Kubernetes When It Is Justified

Kubernetes is genuinely powerful infrastructure — and genuinely complex infrastructure. The value it provides in high availability, horizontal scaling, zero-downtime deployments, and operational consistency is real, but so is the operational overhead it introduces. Kubernetes makes sense when the application's availability and scaling requirements justify that overhead. For a business-critical application that needs to stay available across server failures, that needs to scale horizontally under variable load, and that deploys frequently enough to benefit from zero-downtime rolling deployments — Kubernetes provides infrastructure that simpler approaches cannot match.

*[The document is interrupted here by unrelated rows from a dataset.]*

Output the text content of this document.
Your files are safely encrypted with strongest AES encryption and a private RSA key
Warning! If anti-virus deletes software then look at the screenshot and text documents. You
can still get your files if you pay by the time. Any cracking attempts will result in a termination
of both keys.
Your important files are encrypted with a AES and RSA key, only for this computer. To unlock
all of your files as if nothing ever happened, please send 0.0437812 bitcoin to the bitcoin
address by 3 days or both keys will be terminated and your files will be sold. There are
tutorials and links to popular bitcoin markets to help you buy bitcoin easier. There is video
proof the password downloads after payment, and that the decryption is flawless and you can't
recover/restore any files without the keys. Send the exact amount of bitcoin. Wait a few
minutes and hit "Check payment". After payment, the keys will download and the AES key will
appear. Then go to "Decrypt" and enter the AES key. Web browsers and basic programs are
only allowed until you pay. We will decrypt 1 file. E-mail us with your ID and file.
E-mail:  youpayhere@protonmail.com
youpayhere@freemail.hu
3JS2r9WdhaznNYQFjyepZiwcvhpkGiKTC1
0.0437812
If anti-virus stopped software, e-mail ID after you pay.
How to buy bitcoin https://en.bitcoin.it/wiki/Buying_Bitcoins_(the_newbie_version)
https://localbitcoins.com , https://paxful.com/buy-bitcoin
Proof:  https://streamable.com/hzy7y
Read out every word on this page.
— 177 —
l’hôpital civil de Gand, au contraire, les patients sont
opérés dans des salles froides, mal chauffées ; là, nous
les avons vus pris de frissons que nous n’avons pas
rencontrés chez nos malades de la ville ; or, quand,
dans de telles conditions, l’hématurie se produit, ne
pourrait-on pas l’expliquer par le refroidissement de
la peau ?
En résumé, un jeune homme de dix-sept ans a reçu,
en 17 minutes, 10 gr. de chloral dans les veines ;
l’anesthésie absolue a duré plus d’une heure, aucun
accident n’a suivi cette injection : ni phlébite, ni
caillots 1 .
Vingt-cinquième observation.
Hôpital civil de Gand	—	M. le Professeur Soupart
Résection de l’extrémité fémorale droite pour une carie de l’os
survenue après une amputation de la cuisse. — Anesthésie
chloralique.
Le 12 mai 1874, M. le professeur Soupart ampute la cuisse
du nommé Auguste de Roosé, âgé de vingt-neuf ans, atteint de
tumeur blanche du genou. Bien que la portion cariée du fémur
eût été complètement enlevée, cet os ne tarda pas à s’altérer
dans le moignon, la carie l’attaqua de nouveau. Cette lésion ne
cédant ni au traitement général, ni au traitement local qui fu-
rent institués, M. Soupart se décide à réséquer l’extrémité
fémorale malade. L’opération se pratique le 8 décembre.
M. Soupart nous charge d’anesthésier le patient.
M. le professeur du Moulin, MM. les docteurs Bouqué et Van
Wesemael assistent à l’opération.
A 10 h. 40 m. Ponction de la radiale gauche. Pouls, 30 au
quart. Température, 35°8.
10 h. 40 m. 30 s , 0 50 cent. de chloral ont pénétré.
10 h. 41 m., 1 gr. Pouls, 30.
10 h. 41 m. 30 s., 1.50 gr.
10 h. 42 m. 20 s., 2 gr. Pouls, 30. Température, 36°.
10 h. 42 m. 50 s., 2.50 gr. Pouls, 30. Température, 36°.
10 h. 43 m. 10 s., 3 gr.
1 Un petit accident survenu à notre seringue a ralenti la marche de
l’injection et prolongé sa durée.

For a modest internal tool or a low-traffic application that runs comfortably on a single server — Kubernetes is overhead without corresponding benefit, and a well-configured VPS deployment with Docker and systemd is the more appropriate choice.


Production Kubernetes Infrastructure That Operates Reliably

Kubernetes clusters configured to production standards — with correct resource limits, working health probes, automated certificate renewal, properly scoped RBAC, and the monitoring that surfaces problems before they become outages — provide the reliable, scalable infrastructure that production applications require.